La cinta transportadora del agua
En un día de verano a mediodía, si tuviésemos que decidir entre estar en medio de la ciudad, rodeados de asfalto, o estar a la sombra de un bosque, casi nadie tendría dudas. Los árboles tienen la capacidad real de refrescar el ambiente. Un estudio de la Escuela Politécnica Federal de Zúrich (Suiza) ha calculado con datos de 300 ciudades europeas que las zonas arboladas experimentaban hasta 12°C menos de temperatura que aquellas sin vegetación en el mismo momento del día. Pero ¿cómo lo logran?
¿Son los árboles capaces de fabricar su propia lluvia?
Los árboles dan sombra, impidiendo que una parte importante de la radiación solar llegue a calentar la superficie. Pero, además, liberan la humedad que extraen del suelo a través de sus estomas, los pequeños poros por los que llevan a cabo el intercambio de gases con el exterior.

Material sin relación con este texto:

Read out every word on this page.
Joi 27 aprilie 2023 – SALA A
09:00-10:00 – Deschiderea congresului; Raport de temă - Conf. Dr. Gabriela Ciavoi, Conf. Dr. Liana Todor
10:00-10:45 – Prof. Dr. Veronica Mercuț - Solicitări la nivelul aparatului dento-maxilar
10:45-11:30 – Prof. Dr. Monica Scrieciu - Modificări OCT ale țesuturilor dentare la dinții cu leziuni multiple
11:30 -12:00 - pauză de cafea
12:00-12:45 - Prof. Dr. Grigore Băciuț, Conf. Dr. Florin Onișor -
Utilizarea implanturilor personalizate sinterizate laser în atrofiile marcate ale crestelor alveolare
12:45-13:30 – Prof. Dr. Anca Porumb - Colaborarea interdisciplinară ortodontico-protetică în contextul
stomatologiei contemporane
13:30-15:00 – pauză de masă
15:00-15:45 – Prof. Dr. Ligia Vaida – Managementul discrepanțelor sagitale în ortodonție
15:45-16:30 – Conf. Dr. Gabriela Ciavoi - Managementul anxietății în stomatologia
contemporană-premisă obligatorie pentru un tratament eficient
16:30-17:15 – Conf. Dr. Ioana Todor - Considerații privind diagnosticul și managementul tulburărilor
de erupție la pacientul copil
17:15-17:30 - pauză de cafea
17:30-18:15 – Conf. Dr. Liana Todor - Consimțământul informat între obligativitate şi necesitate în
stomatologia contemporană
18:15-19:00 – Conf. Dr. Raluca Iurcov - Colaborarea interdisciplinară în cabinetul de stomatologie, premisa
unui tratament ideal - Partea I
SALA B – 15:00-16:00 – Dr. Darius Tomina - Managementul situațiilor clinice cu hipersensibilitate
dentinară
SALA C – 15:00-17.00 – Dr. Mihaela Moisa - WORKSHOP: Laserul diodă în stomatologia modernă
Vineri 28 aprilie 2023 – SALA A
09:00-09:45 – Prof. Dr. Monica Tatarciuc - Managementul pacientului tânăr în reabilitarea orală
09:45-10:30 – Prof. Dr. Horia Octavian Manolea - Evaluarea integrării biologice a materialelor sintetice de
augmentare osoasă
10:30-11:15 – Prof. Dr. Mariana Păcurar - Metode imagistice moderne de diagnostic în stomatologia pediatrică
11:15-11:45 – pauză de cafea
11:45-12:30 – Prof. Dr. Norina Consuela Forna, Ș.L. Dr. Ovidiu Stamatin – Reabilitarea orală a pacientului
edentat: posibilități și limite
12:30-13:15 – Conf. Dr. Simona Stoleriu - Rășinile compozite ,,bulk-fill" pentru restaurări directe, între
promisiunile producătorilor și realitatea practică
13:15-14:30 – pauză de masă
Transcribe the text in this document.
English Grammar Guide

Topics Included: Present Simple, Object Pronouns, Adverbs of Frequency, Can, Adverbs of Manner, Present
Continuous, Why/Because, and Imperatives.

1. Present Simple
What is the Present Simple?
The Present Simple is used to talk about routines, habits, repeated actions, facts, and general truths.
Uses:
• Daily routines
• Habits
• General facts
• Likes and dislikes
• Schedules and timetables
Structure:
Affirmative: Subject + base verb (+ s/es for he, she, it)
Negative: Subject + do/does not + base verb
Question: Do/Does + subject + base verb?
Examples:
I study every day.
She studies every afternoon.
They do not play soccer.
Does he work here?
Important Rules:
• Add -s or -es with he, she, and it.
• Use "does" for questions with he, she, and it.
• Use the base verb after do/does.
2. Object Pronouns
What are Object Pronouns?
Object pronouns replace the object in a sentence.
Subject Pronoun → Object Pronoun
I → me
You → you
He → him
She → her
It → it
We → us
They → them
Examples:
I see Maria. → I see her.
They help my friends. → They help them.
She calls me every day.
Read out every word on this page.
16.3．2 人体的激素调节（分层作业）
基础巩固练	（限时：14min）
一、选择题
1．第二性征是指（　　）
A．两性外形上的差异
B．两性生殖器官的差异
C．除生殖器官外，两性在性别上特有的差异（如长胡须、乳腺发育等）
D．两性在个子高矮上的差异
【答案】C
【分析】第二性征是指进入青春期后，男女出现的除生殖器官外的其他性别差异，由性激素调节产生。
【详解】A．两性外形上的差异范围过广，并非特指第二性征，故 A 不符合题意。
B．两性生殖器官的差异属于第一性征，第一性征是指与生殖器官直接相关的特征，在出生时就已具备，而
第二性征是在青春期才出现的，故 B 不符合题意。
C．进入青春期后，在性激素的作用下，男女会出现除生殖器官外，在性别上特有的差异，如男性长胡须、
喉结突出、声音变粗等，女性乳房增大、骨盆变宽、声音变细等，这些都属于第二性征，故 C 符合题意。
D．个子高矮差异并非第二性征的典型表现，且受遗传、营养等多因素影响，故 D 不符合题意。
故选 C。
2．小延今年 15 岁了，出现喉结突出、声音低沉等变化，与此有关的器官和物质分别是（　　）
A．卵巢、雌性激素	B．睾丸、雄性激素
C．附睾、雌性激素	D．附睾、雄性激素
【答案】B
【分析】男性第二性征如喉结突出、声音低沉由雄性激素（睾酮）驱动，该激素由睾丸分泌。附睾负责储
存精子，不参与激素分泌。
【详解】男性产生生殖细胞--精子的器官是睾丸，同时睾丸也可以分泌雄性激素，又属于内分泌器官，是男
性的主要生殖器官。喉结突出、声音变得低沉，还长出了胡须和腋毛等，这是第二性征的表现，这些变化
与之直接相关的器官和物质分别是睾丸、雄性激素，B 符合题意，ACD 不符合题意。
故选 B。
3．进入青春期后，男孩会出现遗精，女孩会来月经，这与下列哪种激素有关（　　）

Mediante este proceso, es como si los árboles sudasen, refrescando el ambiente a su alrededor. Ahora, multipliquemos ese efecto por los 390.000 millones de árboles que, se estima, crecen en el Amazonas.
El agua que los árboles extraen del subsuelo y liberan a la atmósfera se condensa formando nubes que, tarde o temprano, precipitan en forma de lluvia. Una vez en el suelo, el agua vuelve a ser absorbida por los árboles, que la bombean de nuevo hacia su parte más alta para liberarla. Así, una y otra vez, transportando el agua hacia el interior de los bosques, fabricando su propia lluvia. En las grandes selvas tropicales del planeta, como el Amazonas o el Congo, se calcula que entre un tercio y la mitad de las precipitaciones provienen de la humedad que bombean los árboles.
De hecho, algunas hipótesis, como la teoría de la bomba biótica desarrollada por Anastassia Makarieva y Víctor Gorshkov, del Instituto de Física Nuclear de San Petersburgo, sostienen que esta capacidad de los bosques de condensar humedad es uno de los grandes reguladores del clima en las zonas tropicales, ya que influye claramente en las corrientes de aire que circulan desde la costa hasta el interior de los continentes.
La sequía de la deforestación
Cuando Alexander von Humboldt y Aimé Bonpland pusieron pie por primera vez en los alrededores del lago Valencia, en Venezuela, los niveles de agua estaban en mínimos. Los naturalistas formularon entonces una teoría: la deforestación y las nuevas prácticas agrícolas desarrolladas en sus alrededores por los españoles habían aumentado la erosión y reducido la cantidad de agua que llegaba al lago. Era 1799, todavía faltaba medio siglo para que Darwin formulara su teoría de la evolución y la comprensión de Humboldt y Bonpland de la naturaleza distaba mucho del conocimiento científico que tenemos hoy.
¿Son los árboles capaces de fabricar su propia lluvia?
A pesar de todo, ambos idearon una hipótesis que se ha demostrado mucho después: el ser humano puede alterar de forma irremediable los procesos de la naturaleza. Un estudio recién publicado por investigadores de la Universidad de Leeds (Inglaterra) concluye que las lluvias son considerablemente menos abundantes en las zonas deforestadas de las grandes selvas si se comparan con las precipitaciones de las zonas que conservan los ecosistemas más intactos. Tanto en la Amazonía como en el Congo y en los bosques del sudeste asiático, cuanto mayor es el área deforestada, mayor es la disminución de las lluvias.
Los investigadores también estiman que si se talan suficientes bosques, las lluvias podrían descender hasta cruzar un punto de inflexión en el que deje de haber agua suficiente para sostener el resto de la selva.